‘Elegant, intelligent… a tale to remember’
— Children’s Book of the Week, SUNDAY TIMES
THE DREAMWALKER’S CHILD is a striking fantasy adventure debut. Aimed at 8–12-year-olds, and spanning both the commercial and the literary areas of that market, it balances action and energy with a philosophical depth, and at times heart-rending emotional perceptiveness.
Schoolboy Sam Palmer develops an inexplicable fixation with insects which confuses him as much as it troubles his parents, and when a bizarre bicycle crash leaves his body in a coma, Sam and his parents find themselves facing much more serious fears and challenges.
Sam awakes in Aurobon, not so much a fantasy world as a parallel of Sam’s own, to discover that his accident and mysterious transportation were part of an elaborate abduction.

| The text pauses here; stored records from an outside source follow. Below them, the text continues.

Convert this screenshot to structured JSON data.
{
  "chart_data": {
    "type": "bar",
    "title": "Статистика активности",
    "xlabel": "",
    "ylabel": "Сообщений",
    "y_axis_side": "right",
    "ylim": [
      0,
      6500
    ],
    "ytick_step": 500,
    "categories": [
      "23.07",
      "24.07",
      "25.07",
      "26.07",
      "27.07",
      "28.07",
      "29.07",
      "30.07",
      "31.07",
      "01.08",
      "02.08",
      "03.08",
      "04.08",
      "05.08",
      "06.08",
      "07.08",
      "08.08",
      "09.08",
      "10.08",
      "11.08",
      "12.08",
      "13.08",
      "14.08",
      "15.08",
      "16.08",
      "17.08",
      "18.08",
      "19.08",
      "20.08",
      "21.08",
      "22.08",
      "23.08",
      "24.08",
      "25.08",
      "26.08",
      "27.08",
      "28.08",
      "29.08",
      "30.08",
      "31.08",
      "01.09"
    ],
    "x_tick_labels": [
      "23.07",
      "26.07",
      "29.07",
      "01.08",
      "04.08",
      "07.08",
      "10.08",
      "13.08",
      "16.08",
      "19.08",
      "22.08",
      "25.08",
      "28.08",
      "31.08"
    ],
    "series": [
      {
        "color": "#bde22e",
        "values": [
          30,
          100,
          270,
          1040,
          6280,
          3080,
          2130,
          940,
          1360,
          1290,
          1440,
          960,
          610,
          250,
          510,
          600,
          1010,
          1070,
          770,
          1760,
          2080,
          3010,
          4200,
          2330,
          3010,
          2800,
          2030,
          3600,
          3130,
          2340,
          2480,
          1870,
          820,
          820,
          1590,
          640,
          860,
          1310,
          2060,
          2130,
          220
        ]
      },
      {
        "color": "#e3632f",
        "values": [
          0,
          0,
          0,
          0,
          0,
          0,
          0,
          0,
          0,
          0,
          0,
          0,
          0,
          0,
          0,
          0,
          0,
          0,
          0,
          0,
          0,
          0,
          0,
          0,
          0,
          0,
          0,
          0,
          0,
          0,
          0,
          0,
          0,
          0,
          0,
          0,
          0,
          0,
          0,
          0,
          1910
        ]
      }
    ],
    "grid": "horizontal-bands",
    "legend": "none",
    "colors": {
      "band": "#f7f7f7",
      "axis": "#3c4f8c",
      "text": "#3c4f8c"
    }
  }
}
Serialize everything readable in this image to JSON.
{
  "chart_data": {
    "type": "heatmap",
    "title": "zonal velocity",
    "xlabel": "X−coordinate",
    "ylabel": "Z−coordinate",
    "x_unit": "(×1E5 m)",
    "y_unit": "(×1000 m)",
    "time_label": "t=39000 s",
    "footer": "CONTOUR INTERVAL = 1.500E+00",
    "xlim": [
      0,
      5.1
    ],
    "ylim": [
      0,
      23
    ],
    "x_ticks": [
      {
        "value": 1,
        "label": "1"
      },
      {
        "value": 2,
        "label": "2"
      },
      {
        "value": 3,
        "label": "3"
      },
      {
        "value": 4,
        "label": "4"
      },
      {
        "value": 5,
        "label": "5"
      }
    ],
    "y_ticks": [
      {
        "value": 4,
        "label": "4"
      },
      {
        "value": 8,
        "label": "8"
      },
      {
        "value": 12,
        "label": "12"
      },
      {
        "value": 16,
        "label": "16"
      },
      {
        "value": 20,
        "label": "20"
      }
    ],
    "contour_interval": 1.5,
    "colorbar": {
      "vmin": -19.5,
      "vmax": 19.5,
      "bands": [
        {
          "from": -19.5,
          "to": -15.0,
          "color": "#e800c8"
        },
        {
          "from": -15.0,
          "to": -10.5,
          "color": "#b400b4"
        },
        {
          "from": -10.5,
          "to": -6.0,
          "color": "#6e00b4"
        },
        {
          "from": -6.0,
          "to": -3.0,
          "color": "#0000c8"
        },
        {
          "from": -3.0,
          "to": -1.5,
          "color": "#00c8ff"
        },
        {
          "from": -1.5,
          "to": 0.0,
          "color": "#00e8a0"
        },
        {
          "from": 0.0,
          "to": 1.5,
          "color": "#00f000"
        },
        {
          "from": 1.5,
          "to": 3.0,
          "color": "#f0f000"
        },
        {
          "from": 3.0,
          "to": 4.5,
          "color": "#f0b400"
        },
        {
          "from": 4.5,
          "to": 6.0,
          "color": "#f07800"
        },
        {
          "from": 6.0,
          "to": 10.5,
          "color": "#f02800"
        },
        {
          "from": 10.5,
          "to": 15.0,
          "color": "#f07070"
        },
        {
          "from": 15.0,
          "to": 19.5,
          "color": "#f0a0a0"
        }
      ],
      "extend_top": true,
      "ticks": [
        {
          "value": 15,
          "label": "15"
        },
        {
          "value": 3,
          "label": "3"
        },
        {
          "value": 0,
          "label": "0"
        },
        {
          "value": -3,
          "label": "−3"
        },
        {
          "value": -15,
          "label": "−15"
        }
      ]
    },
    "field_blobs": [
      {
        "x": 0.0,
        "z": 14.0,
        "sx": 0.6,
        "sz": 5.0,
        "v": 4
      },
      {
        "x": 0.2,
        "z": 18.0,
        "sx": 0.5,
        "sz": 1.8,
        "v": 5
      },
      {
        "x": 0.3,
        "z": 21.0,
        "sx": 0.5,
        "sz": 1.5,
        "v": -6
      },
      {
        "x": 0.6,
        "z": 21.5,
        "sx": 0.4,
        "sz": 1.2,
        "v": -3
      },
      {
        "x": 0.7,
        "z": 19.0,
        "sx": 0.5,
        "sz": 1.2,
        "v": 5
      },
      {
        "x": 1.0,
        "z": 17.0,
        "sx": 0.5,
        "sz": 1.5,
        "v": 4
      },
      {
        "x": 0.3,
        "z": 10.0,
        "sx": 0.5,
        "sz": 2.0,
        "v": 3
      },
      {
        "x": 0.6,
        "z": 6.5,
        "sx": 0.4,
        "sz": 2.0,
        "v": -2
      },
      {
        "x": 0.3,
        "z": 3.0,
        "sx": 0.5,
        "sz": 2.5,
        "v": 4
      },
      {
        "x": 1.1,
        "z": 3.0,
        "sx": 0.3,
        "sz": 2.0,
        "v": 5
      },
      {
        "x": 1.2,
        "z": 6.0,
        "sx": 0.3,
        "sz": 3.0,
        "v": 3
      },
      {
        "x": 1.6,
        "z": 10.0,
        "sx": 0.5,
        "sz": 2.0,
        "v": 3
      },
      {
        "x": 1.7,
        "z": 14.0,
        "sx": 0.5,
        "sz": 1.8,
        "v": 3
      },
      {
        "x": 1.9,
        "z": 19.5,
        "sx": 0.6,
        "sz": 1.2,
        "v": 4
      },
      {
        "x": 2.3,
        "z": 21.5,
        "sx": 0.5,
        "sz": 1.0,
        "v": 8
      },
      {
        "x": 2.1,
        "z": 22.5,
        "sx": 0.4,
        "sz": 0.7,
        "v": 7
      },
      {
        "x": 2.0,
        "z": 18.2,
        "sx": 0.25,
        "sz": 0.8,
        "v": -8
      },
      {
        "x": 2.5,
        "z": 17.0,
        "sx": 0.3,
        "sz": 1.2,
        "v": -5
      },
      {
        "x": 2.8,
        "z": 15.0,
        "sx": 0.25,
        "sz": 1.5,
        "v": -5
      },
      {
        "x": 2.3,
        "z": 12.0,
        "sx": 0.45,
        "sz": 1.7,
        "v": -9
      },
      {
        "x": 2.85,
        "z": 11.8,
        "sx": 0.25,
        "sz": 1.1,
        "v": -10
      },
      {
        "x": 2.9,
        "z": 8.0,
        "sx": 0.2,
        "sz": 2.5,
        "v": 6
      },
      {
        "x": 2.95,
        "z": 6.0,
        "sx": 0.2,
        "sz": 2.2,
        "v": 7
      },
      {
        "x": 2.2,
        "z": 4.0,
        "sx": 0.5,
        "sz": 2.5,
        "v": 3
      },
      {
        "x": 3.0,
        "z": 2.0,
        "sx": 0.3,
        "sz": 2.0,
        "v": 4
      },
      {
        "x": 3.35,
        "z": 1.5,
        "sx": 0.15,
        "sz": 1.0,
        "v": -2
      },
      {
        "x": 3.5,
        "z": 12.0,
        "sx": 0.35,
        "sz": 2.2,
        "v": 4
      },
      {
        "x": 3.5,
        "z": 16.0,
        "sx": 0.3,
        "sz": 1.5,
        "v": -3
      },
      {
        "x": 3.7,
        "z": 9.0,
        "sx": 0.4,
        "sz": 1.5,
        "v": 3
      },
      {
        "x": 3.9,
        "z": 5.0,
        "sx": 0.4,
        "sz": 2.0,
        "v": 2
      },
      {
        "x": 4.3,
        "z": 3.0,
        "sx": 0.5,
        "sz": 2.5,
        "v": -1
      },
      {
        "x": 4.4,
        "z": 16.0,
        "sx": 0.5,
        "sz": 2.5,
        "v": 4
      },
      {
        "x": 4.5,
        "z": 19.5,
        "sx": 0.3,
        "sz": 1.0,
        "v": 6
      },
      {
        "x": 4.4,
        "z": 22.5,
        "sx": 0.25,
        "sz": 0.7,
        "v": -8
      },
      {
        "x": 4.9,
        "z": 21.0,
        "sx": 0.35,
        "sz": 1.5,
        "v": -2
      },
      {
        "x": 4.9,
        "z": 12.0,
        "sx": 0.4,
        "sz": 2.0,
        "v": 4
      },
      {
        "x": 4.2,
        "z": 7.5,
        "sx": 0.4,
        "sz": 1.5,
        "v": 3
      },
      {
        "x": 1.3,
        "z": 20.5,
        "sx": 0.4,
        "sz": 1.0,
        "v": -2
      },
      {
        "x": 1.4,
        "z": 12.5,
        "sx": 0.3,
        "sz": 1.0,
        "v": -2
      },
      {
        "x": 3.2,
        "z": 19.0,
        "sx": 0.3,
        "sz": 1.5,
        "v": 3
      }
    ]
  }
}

Dark forces in Aurobon have a plan for this ordinary boy – but why is he so important to them? How can huge piloted insects threaten the future of the human race? And what do they mean when they talk of ‘the prophesy’?

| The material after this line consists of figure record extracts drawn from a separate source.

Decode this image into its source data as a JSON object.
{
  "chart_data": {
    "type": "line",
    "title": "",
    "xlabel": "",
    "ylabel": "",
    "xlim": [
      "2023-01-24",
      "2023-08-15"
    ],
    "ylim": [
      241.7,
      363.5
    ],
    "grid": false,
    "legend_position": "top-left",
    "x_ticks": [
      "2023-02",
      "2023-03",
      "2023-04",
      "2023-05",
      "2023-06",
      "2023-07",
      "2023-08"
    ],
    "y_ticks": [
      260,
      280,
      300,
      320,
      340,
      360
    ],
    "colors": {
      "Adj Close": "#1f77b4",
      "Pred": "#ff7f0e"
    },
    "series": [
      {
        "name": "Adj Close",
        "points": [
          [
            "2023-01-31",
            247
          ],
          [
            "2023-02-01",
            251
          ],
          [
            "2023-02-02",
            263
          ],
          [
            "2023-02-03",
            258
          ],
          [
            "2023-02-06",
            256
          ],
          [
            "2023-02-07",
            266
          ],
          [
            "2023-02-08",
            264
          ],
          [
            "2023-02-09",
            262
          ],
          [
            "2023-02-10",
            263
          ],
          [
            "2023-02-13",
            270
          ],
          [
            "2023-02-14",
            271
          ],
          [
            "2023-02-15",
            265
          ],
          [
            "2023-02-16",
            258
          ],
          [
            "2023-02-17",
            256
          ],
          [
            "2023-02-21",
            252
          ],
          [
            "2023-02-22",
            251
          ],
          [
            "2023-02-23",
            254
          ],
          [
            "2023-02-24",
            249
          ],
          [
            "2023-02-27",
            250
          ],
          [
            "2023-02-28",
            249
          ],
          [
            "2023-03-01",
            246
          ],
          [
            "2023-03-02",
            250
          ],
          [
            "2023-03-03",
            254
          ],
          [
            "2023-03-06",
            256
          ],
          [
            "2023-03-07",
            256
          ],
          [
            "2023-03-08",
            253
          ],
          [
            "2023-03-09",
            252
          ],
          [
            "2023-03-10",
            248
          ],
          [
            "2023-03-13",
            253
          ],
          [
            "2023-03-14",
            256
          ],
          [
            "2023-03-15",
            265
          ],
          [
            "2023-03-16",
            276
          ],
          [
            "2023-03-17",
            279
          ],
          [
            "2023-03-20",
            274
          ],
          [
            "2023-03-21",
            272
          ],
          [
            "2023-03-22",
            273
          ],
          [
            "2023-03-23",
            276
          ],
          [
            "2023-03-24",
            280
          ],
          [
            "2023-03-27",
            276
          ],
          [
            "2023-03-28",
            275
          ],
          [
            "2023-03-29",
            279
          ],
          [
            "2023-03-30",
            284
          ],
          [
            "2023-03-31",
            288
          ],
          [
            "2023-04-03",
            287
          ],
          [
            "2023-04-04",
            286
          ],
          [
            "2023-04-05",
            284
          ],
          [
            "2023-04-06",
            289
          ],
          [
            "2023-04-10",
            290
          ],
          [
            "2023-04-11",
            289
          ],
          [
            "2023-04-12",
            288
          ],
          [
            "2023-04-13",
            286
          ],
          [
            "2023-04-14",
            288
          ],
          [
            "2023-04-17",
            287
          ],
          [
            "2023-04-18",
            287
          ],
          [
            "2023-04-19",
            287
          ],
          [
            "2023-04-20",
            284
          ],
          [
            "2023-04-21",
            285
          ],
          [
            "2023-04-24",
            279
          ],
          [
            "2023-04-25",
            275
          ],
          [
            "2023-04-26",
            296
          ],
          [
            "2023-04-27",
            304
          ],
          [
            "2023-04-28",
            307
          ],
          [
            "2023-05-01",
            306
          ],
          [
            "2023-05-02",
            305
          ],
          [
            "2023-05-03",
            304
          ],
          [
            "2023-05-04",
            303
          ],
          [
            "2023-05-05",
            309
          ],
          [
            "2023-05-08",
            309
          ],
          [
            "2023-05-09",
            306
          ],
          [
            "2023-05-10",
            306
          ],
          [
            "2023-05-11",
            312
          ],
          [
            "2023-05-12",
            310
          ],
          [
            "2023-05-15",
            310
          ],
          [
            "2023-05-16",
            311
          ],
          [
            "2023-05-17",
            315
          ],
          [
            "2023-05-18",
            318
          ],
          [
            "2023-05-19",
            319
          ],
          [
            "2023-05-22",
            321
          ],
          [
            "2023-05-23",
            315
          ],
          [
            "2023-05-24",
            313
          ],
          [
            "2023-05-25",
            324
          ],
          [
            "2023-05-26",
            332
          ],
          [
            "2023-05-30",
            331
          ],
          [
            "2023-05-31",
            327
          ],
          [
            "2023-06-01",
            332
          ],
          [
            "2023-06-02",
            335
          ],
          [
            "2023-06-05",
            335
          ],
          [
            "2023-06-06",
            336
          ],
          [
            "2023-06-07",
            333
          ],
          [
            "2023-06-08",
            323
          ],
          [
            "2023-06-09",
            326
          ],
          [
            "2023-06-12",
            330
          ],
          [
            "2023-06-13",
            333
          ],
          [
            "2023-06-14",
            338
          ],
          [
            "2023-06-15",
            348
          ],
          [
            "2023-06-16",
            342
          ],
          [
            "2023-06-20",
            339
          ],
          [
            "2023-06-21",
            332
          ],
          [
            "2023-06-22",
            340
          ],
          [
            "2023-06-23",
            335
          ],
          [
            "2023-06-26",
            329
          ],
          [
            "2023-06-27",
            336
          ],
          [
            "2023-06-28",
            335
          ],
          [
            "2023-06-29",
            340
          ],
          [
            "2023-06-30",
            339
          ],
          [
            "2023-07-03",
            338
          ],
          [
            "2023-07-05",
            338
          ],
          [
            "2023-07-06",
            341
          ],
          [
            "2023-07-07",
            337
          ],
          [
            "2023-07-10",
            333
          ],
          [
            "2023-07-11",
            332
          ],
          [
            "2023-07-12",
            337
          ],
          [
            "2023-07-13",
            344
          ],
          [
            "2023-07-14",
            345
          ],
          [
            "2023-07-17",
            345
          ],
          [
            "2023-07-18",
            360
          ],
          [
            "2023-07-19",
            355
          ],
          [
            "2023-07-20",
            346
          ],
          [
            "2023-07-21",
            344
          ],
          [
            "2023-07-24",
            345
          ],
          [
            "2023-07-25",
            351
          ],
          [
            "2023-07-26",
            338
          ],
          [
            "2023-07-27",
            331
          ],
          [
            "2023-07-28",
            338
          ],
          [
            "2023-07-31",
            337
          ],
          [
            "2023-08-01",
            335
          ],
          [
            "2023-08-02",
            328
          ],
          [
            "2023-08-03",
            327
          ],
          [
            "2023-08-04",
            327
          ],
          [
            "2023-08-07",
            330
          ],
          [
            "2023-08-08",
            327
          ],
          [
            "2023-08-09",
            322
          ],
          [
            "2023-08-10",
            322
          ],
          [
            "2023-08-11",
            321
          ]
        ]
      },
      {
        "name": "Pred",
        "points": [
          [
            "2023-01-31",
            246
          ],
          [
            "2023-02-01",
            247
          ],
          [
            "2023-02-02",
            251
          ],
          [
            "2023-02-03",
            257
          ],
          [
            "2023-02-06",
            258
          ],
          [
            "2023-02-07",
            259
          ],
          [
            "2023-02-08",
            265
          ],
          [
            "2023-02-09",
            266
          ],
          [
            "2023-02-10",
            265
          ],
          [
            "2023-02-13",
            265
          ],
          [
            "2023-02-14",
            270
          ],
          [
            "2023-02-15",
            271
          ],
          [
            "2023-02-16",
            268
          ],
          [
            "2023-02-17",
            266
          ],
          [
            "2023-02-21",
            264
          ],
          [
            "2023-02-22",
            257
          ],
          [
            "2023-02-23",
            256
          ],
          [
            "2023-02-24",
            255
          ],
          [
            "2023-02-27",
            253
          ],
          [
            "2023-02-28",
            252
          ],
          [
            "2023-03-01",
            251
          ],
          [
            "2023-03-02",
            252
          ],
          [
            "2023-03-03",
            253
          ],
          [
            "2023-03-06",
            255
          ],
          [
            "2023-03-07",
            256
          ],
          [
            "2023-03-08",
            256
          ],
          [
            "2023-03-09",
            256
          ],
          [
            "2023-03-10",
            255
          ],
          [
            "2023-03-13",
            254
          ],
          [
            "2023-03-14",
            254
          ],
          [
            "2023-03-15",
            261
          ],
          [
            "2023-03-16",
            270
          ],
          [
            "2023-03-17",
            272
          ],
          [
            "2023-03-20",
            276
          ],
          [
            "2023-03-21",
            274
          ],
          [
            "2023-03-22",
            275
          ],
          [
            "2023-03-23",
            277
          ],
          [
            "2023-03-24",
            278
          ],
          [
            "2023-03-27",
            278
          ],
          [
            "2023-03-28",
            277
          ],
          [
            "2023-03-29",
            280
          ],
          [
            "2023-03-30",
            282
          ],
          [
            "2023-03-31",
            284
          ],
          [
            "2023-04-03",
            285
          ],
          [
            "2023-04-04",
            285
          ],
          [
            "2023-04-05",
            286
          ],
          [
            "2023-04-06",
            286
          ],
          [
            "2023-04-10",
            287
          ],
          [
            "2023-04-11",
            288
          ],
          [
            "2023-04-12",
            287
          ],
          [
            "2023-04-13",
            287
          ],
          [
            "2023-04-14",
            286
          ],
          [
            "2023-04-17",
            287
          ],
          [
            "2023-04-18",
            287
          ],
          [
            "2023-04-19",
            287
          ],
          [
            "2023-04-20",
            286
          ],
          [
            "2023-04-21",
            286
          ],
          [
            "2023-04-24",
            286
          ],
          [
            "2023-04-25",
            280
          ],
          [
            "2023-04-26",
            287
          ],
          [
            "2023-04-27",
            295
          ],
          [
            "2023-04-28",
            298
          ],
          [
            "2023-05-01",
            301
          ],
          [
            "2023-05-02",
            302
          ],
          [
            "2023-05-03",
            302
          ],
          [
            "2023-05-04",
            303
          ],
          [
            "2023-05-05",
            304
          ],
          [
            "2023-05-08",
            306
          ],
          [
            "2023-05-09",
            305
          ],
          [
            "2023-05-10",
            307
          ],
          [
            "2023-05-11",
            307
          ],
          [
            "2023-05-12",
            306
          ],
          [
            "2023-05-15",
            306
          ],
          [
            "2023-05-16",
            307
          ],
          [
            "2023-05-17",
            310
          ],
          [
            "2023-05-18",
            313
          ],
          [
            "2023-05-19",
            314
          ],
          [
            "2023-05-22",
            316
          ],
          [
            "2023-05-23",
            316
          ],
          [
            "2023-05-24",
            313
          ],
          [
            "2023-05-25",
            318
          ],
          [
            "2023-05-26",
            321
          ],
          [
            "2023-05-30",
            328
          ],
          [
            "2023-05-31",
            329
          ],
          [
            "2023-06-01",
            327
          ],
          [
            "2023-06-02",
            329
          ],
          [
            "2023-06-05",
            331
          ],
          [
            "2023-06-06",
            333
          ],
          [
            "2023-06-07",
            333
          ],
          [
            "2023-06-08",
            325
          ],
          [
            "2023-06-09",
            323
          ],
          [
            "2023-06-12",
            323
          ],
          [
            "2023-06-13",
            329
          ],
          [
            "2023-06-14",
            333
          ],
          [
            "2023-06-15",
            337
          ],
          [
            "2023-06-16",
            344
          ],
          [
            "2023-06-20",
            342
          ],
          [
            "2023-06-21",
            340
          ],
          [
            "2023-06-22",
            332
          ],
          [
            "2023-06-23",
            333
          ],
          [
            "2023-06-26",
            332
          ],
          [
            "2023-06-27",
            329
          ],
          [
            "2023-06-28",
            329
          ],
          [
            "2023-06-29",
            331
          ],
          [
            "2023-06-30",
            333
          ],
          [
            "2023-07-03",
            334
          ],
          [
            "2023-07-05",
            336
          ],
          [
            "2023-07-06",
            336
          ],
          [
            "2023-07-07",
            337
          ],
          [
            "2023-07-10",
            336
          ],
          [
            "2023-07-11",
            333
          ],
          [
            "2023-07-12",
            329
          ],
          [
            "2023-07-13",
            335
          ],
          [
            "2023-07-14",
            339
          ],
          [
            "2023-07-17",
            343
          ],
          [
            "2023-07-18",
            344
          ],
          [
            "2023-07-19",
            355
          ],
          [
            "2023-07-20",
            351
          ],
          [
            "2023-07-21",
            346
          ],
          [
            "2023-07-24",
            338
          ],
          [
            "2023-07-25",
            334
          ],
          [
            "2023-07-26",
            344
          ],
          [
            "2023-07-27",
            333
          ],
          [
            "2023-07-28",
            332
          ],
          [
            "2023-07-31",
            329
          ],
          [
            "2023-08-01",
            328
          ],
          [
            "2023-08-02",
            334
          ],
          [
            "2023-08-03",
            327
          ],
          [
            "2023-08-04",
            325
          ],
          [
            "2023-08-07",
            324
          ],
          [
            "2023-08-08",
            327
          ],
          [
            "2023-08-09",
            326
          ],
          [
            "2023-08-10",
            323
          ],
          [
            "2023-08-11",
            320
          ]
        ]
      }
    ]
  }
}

Aided by Skipper, a fearless and resourceful young girl working against the evil Odoursin, Sam must escape from internment, join the fight to prevent Ourdosin from extending his empire, and somehow, against the odds, find a way to return to his body, his family and the world to which he was born.
Steve Voake was formerly headmaster of Kilmersdon Primary School in Somerset. Following the huge success of his first novel THE DREAMWALKER’S CHILD and with further books commissioned by Faber in the UK and Bloomsbury in the US, he resigned from his position to focus on writing full time. He is currently Senior Lecturer in Writing for Young People at Bath Spa University and is a regular tutor for The Arvon Foundation. Steve has also written the ‘DAISY DAWSON’ series (Walker Books) for younger readers which was published by Candlewick in the US and became a bestseller for Scholastic Book Club.
Steve is currently working on a new novel for Faber and a new series for Walker Books, the first of which, HOOEY HIGGINS & THE SHARK, will be published in March 2010. He lives in Somerset with his wife and two children.